Weight loss, through a reduction in energy intake and increase in energy expenditure, can reduce diabetes risk in people with prediabetes. However, lifestyle change can be challenging even with positive intentions. The Health Action Process Approach (HAPA) theoretical framework bridges the intention-behavior gap by targeting planning behaviors and strengthening efficacious beliefs for behavioral change. In the current trial, an adaptive design was employed to examine differences in HAPA measures (i.e., planning and self-efficacy) regarding the target behaviors of dietary intake and physical activity (PA). Adults ≥ 21 years old with overweight or obesity and prediabetes (n = 185) received the standard Group Lifestyle Balance (GLB) intervention during the first month of treatment. Weight loss responders (lost > 2.5% of weight) at week five remained in GLB during weeks 5-16; slow responders (lost ≤ 2.5%) were stratified to the adaptive GLB Plus (GLB+) intervention during weeks 5-16. GLB+ augmented self-regulatory skills and practices consistent with HAPA. We conducted mixed model analyses with a group-by-time interaction for fixed effects at four months. GLB experienced greater improvement in behavioral intention for both diet and PA, planning behaviors (action and coping planning) for diet, and self-efficacy beliefs (action and maintenance self-efficacy) for PA compared to GLB+ (all ps < .0125). However, GLB+ also experienced statistically significant improvement in planning and self-efficacy and in energy intake and food group servings (all ps < .01).

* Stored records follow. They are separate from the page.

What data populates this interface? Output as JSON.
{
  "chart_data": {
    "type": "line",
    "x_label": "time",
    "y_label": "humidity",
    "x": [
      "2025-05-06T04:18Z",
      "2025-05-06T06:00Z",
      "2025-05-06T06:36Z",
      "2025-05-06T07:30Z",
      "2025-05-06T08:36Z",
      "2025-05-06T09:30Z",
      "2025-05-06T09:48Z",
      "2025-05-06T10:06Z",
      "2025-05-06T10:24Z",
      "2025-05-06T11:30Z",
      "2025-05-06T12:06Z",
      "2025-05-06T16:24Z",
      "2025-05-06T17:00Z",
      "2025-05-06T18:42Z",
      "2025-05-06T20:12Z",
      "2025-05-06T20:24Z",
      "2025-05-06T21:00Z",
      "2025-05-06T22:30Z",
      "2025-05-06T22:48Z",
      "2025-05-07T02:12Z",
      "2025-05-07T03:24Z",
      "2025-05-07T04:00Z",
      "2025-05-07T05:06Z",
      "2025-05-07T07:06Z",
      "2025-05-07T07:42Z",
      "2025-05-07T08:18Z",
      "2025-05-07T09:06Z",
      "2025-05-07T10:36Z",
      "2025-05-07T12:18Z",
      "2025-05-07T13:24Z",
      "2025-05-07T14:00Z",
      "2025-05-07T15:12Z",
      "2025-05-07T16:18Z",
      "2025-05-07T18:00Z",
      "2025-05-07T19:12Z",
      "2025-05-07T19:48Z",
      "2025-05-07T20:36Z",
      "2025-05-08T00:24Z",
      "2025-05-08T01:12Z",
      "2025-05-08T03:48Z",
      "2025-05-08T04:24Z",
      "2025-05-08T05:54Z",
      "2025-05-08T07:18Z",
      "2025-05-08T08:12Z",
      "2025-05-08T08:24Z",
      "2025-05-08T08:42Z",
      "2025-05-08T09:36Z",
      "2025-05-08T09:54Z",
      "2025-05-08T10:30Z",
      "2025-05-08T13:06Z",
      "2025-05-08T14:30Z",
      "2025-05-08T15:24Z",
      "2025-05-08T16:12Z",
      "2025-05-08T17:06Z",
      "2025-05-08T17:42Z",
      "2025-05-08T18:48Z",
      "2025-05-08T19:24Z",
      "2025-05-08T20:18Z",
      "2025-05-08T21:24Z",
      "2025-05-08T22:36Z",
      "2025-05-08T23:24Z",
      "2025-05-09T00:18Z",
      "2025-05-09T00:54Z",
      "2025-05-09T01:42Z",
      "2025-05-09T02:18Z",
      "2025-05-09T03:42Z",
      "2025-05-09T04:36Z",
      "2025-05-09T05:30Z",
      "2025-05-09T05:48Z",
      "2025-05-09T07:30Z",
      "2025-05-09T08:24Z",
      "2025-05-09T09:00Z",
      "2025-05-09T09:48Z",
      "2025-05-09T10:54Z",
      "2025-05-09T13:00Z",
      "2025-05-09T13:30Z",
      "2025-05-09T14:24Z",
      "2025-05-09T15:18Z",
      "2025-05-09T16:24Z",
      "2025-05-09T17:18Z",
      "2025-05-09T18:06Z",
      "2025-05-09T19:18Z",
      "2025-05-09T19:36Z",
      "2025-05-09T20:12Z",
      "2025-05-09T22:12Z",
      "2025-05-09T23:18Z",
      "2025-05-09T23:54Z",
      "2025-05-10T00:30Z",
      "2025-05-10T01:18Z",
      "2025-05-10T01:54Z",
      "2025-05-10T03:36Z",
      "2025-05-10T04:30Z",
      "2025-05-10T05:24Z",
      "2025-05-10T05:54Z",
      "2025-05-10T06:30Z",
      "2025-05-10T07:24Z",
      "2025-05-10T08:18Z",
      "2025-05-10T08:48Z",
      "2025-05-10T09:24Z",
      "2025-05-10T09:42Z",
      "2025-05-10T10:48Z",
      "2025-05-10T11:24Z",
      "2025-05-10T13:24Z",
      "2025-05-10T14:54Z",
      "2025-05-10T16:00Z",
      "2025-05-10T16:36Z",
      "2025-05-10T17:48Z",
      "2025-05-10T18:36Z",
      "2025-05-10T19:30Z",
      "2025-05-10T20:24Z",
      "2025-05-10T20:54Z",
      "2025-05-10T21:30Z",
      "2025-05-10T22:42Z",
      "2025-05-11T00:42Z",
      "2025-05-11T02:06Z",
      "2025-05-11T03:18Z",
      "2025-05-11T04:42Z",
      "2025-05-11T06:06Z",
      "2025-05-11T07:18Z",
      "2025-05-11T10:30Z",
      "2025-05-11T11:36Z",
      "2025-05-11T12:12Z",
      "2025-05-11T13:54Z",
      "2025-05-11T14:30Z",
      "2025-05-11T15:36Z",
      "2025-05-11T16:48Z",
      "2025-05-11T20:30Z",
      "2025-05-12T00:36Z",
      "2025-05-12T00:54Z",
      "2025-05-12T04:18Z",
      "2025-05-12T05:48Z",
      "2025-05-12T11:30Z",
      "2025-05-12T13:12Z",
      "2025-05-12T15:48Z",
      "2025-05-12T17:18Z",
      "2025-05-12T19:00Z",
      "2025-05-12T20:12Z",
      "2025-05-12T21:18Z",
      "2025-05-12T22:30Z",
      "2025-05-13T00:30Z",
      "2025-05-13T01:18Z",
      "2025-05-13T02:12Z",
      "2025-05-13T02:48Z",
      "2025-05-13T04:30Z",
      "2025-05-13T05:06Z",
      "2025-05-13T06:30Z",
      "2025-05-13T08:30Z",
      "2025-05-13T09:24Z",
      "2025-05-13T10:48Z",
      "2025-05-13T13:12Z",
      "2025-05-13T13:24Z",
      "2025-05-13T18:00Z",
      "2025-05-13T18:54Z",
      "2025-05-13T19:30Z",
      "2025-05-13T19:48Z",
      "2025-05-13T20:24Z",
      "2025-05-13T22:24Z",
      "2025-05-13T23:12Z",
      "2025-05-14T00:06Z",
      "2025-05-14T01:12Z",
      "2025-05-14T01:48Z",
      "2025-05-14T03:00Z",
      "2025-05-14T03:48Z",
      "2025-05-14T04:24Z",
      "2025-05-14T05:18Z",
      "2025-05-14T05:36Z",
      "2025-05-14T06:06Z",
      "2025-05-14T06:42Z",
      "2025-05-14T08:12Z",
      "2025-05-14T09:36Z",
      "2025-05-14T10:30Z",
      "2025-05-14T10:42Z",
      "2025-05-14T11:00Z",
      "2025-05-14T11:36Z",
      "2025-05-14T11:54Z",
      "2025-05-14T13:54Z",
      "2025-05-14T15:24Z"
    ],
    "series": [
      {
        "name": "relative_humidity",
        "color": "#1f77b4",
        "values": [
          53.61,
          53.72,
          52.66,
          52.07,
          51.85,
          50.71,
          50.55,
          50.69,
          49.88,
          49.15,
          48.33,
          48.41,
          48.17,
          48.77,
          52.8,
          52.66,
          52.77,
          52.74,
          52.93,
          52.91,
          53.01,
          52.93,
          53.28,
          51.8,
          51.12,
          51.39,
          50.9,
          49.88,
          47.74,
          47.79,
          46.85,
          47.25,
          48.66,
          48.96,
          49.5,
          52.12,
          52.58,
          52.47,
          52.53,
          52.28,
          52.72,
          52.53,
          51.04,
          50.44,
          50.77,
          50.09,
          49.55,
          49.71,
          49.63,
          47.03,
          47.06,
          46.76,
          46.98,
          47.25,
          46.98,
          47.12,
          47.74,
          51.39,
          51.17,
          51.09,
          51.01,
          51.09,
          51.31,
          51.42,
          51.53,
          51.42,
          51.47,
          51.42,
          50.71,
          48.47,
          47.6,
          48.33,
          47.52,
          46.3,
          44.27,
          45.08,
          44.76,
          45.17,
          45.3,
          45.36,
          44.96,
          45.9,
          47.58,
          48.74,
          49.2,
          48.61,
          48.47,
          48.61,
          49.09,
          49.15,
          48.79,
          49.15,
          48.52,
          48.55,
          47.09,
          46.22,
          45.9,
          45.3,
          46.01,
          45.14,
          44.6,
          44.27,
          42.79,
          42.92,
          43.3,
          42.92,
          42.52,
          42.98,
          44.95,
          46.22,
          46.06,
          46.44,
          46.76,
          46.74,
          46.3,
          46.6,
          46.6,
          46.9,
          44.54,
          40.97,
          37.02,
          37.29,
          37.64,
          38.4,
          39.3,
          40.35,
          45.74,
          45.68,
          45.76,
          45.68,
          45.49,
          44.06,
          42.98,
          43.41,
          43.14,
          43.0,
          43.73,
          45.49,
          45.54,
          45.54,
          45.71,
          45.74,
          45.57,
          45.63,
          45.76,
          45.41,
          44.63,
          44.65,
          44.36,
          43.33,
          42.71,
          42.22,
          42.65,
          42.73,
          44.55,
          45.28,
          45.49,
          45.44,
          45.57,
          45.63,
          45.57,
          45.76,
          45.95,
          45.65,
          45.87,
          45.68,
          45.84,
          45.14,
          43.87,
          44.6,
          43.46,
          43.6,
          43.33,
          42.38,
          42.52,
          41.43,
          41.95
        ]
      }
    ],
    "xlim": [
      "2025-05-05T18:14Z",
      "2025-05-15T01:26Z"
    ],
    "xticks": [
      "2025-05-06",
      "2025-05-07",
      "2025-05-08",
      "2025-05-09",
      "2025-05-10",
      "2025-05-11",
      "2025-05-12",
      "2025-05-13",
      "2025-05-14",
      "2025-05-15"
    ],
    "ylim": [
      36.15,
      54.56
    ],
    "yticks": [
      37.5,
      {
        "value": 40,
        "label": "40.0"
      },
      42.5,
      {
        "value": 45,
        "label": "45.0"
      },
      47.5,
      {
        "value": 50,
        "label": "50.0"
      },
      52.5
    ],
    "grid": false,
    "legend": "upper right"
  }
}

Whereas an adaptive intervention can be advantageous in improving HAPA measures and food choices, greater focus on increasing PA is needed. Additional research may help to determine effective PA strategies.

适应性工作场所糖尿病预防试验对膳食摄入和体育锻炼的健康行动过程方法结果的影响。
通过减少能量摄入和增加能量消耗来减轻体重,可以降低糖尿病前期患者的糖尿病风险。然而,即使有积极的意愿,生活方式的改变也可能具有挑战性。健康行动过程方法(HAPA)理论框架通过针对计划行为和加强有效信念来改变行为,从而弥补了意图与行为之间的差距。在目前的试验中,我们采用了适应性设计,以检查有关饮食摄入和体育锻炼(PA)目标行为的 HAPA 测量(即计划和自我效能)的差异。年龄≥ 21 岁的超重或肥胖及糖尿病前期成人(n = 185)在治疗的第一个月接受了标准的团体生活方式平衡(GLB)干预。第5周时体重减轻者(体重减轻> 2.5%)在第5-16周期间继续接受GLB干预;体重减轻缓慢者(体重减轻≤ 2.5%)在第5-16周期间分层接受适应性GLB+(GLB+)干预。GLB+ 增强了与 HAPA 一致的自我调节技能和实践。我们对四个月时的固定效应进行了混合模型分析,并进行了组间时间交互作用分析。与 GLB+ 相比,GLB 在饮食和运动方面的行为意向、饮食方面的计划行为(行动和应对计划)以及运动方面的自我效能信念(行动和维持自我效能)都有了更大的改善(所有 ps < .0125)。然而,GLB+ 在计划和自我效能以及能量摄入和食物组份量方面也有了统计学意义上的显著改善(所有 ps 均小于 0.01)。虽然适应性干预在改善 HAPA 测量和食物选择方面具有优势,但仍需更加关注增加 PA。更多的研究可能有助于确定有效的 PA 策略。
本文章由计算机程序翻译,如有差异,请以英文原文为准。